Liwuś dalej w domu ! w przedszkolu tak hyrlają podobno, wiec nie poszła bo Lenka ma szczepienie a poza tym zaraz po antybiotyku taka wyjałowiona jak pójdzie to zaś jakieś dziadostwo przywlecze !!!!

Edee Zozakoza ściskam Was !!!!

dziewczyny wlasnie dzwonili z przedszkola ze sie zwolnilo miejsce, Cypi idzie od 1.03:tak:Ale sie ciesze!!!!!!!!!!!!!!

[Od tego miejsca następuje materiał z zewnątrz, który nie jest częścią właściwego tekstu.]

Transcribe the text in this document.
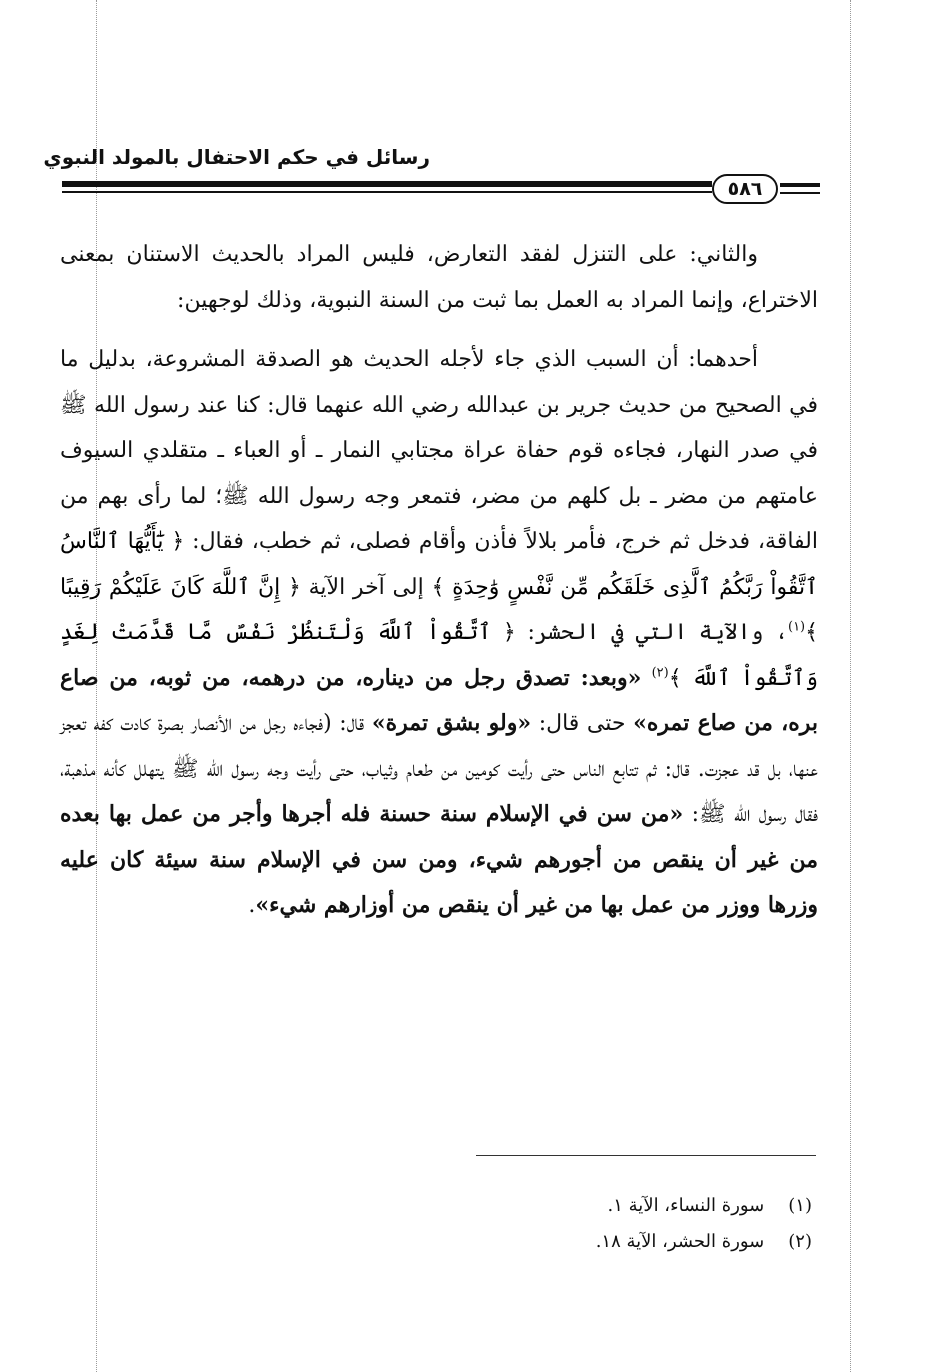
رسائل في حكم الاحتفال بالمولد النبوي
٥٨٦

والثاني: على التنزل لفقد التعارض، فليس المراد بالحديث الاستنان بمعنى الاختراع، وإنما المراد به العمل بما ثبت من السنة النبوية، وذلك لوجهين:

أحدهما: أن السبب الذي جاء لأجله الحديث هو الصدقة المشروعة، بدليل ما في الصحيح من حديث جرير بن عبدالله رضي الله عنهما قال: كنا عند رسول الله ﷺ في صدر النهار، فجاءه قوم حفاة عراة مجتابي النمار ـ أو العباء ـ متقلدي السيوف عامتهم من مضر ـ بل كلهم من مضر، فتمعر وجه رسول الله ﷺ؛ لما رأى بهم من الفاقة، فدخل ثم خرج، فأمر بلالاً فأذن وأقام فصلى، ثم خطب، فقال: ﴿ يَٰٓأَيُّهَا ٱلنَّاسُ ٱتَّقُواْ رَبَّكُمُ ٱلَّذِى خَلَقَكُم مِّن نَّفْسٍ وَٰحِدَةٍ ﴾ إلى آخر الآية ﴿ إِنَّ ٱللَّهَ كَانَ عَلَيْكُمْ رَقِيبًا ﴾$^{(١)}$، والآية التي في الحشر: ﴿ ٱتَّقُواْ ٱللَّهَ وَلْتَنظُرْ نَفْسٌ مَّا قَدَّمَتْ لِغَدٍ وَٱتَّقُواْ ٱللَّهَ ﴾$^{(٢)}$ «وبعد: تصدق رجل من ديناره، من درهمه، من ثوبه، من صاع بره، من صاع تمره» حتى قال: «ولو بشق تمرة» قال: (فجاءه رجل من الأنصار بصرة كادت كفه تعجز عنها، بل قد عجزت. قال: ثم تتابع الناس حتى رأيت كومين من طعام وثياب، حتى رأيت وجه رسول الله ﷺ يتهلل كأنه مذهبة، فقال رسول الله ﷺ: «من سن في الإسلام سنة حسنة فله أجرها وأجر من عمل بها بعده من غير أن ينقص من أجورهم شيء، ومن سن في الإسلام سنة سيئة كان عليه وزرها ووزر من عمل بها من غير أن ينقص من أوزارهم شيء».

(١) سورة النساء، الآية ١.
(٢) سورة الحشر، الآية ١٨.
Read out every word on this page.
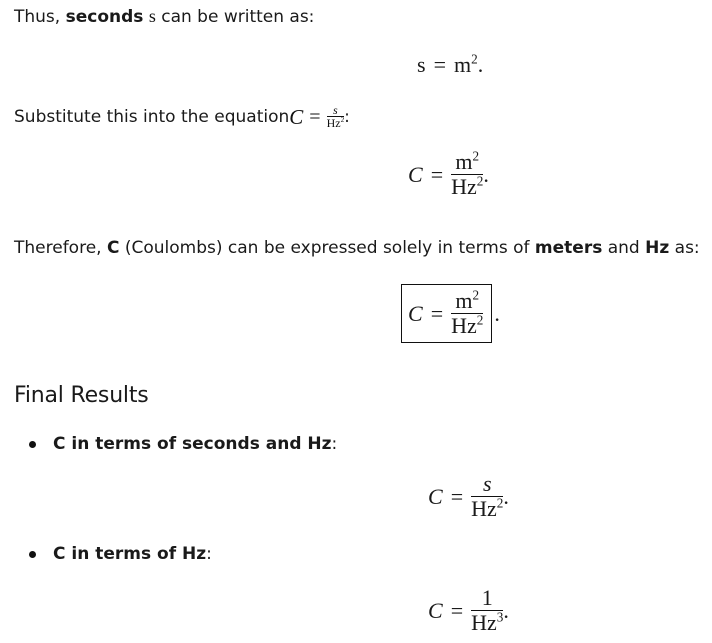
Thus, seconds s can be written as:
$s = m^2$ .
Substitute this into the equation $C = \frac{s}{Hz^2}$ :
$C = \frac{m^2}{Hz^2}$ .
Therefore, C (Coulombs) can be expressed solely in terms of meters and Hz as:
$C = \frac{m^2}{Hz^2}$ .
Final Results
C in terms of seconds and Hz :
$C = \frac{s}{Hz^2}$ .
C in terms of Hz :
$C = \frac{1}{Hz^3}$ .
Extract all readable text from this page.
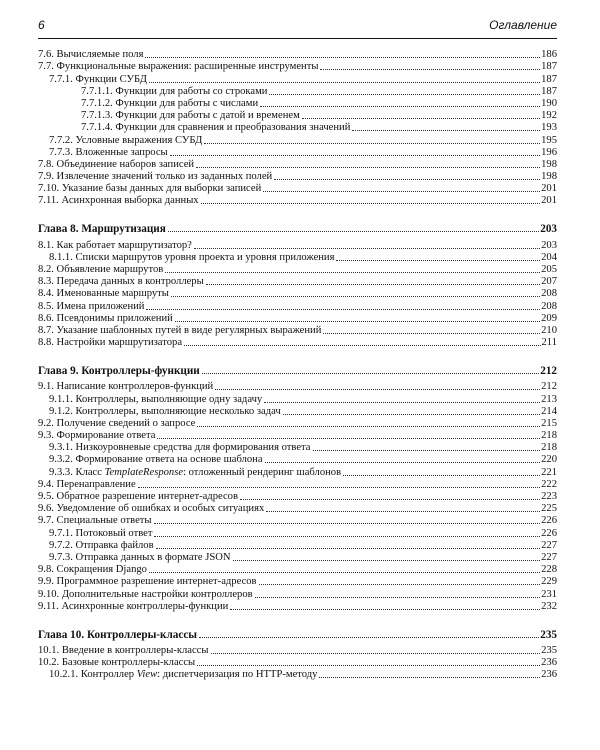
6	Оглавление
7.6. Вычисляемые поля	186
7.7. Функциональные выражения: расширенные инструменты	187
7.7.1. Функции СУБД	187
7.7.1.1. Функции для работы со строками	187
7.7.1.2. Функции для работы с числами	190
7.7.1.3. Функции для работы с датой и временем	192
7.7.1.4. Функции для сравнения и преобразования значений	193
7.7.2. Условные выражения СУБД	195
7.7.3. Вложенные запросы	196
7.8. Объединение наборов записей	198
7.9. Извлечение значений только из заданных полей	198
7.10. Указание базы данных для выборки записей	201
7.11. Асинхронная выборка данных	201
Глава 8. Маршрутизация	203
8.1. Как работает маршрутизатор?	203
8.1.1. Списки маршрутов уровня проекта и уровня приложения	204
8.2. Объявление маршрутов	205
8.3. Передача данных в контроллеры	207
8.4. Именованные маршруты	208
8.5. Имена приложений	208
8.6. Псевдонимы приложений	209
8.7. Указание шаблонных путей в виде регулярных выражений	210
8.8. Настройки маршрутизатора	211
Глава 9. Контроллеры-функции	212
9.1. Написание контроллеров-функций	212
9.1.1. Контроллеры, выполняющие одну задачу	213
9.1.2. Контроллеры, выполняющие несколько задач	214
9.2. Получение сведений о запросе	215
9.3. Формирование ответа	218
9.3.1. Низкоуровневые средства для формирования ответа	218
9.3.2. Формирование ответа на основе шаблона	220
9.3.3. Класс TemplateResponse: отложенный рендеринг шаблонов	221
9.4. Перенаправление	222
9.5. Обратное разрешение интернет-адресов	223
9.6. Уведомление об ошибках и особых ситуациях	225
9.7. Специальные ответы	226
9.7.1. Потоковый ответ	226
9.7.2. Отправка файлов	227
9.7.3. Отправка данных в формате JSON	227
9.8. Сокращения Django	228
9.9. Программное разрешение интернет-адресов	229
9.10. Дополнительные настройки контроллеров	231
9.11. Асинхронные контроллеры-функции	232
Глава 10. Контроллеры-классы	235
10.1. Введение в контроллеры-классы	235
10.2. Базовые контроллеры-классы	236
10.2.1. Контроллер View: диспетчеризация по HTTP-методу	236
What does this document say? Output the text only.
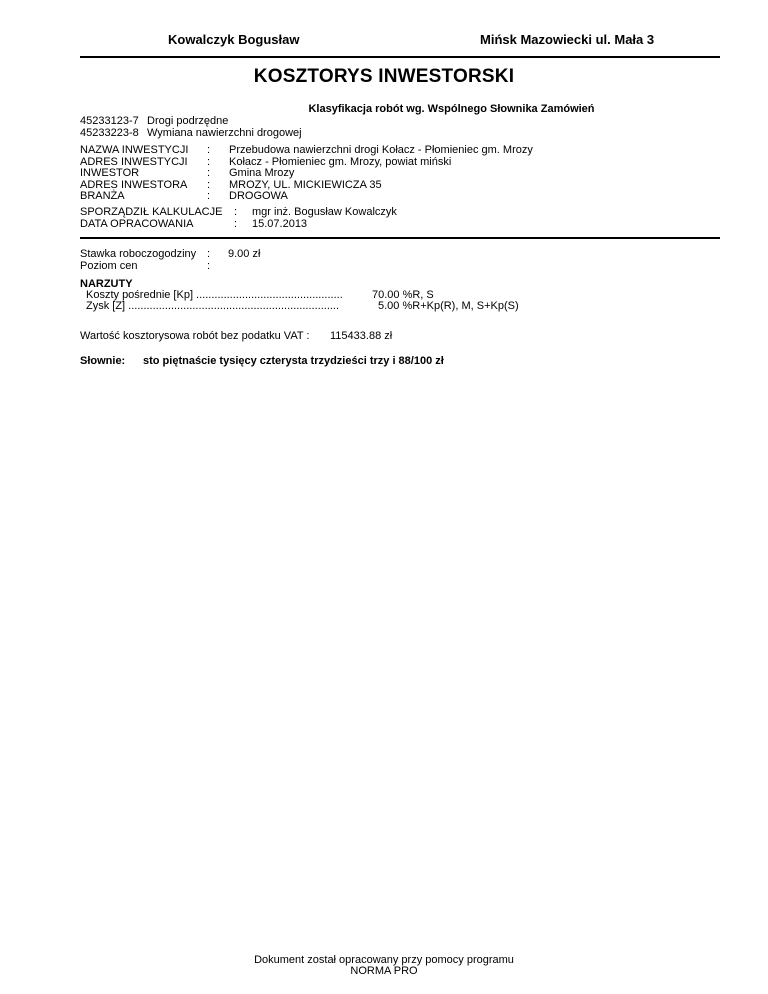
Kowalczyk Bogusław	Mińsk Mazowiecki ul. Mała 3
KOSZTORYS INWESTORSKI
Klasyfikacja robót wg. Wspólnego Słownika Zamówień
45233123-7 Drogi podrzędne
45233223-8 Wymiana nawierzchni drogowej
NAZWA INWESTYCJI : Przebudowa nawierzchni drogi Kołacz - Płomieniec gm. Mrozy
ADRES INWESTYCJI : Kołacz - Płomieniec gm. Mrozy, powiat miński
INWESTOR	: Gmina Mrozy
ADRES INWESTORA : MROZY, UL. MICKIEWICZA 35
BRANŻA	: DROGOWA
SPORZĄDZIŁ KALKULACJE : mgr inż. Bogusław Kowalczyk
DATA OPRACOWANIA	: 15.07.2013
Stawka roboczogodziny : 9.00 zł
Poziom cen	:
NARZUTY
Koszty pośrednie [Kp] ................................................	70.00 %R, S
Zysk [Z] .....................................................................	5.00 %R+Kp(R), M, S+Kp(S)
Wartość kosztorysowa robót bez podatku VAT : 115433.88 zł
Słownie: sto piętnaście tysięcy czterysta trzydzieści trzy i 88/100 zł
Dokument został opracowany przy pomocy programu
NORMA PRO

hehhe a zastanawiałam sie kiedyś jak Ty długo wytrzymasz żeby młodego do przedszkola nie puścić ! obojgu Wam na dobre wyjdzie :-D


dziewczyny a nie przesadzacie troche z opiniami co do męza Musii ?
z tego co widze to Musia nie zrobiła z tego takiego dramatu :baffled: sama napisała ze źle sie czuje jest chora itd moze jemu chodziło o konkretny moment i nawet nie wpadł na to jak to zabolało ! nie wiem dokładnie jak było ale z tego co czytam to chyba palnoł tak raz ! Na pewno jak dobierzesz sie do niego to sie nie oprze :-D Wykuruj sie nabierz siły i daj mu tak popalić ze juz wiecej takie bzdety do głowy mu nie przyjdą !!!
 
co do odchudzania dziewczyny to ja normalnie mam taki spust teraz że szok !!! pochłaniam w mega ilościach !!! no i oponka mi wisi :szok: żeby chociaż miec takie samozaparcie i zrobić brzuszków 1/20 tego co Marzycielka :rofl2:
 
Justyna nie nie to nie tak :-D Cyprian jak skonczył rok poszedl do zloba, chodzil prawie rok, ostatnie miesiace chorowal bardzo, ja zaszlam w ciaze i go wypisalam... Chcialam posiedziec z nim w domu do wrzesnia, we wrzesniu mial isc do przedszkola, ostatnio gdy dostawalam w glowe z dziecmi moimi stwierdzilam ze szkoda ze go wczesniej nie zapisalam co by juz sobie poszedl do przedszkola bo nudzi sie strasznie,. Ja nie mam dla niego czasu zeby sie z nim bawic i on godzinami lezy na dywanie, oglada bajki albo wydziwia najrózniejsze rzeczy z nudów. W zeszlym tyg poszlam go zapiac do zloba bo do marca trzeba bylo zlozyc podanie na wrzesien i Adrian zapytal czy jest mozliwosc szybciej ale Pani powiedziala ze raczej nie ale gdyby sie cos zwolnilo to zadzwoni... no i zadzwonila :tak: Poszczescilo sie nam bardzo!!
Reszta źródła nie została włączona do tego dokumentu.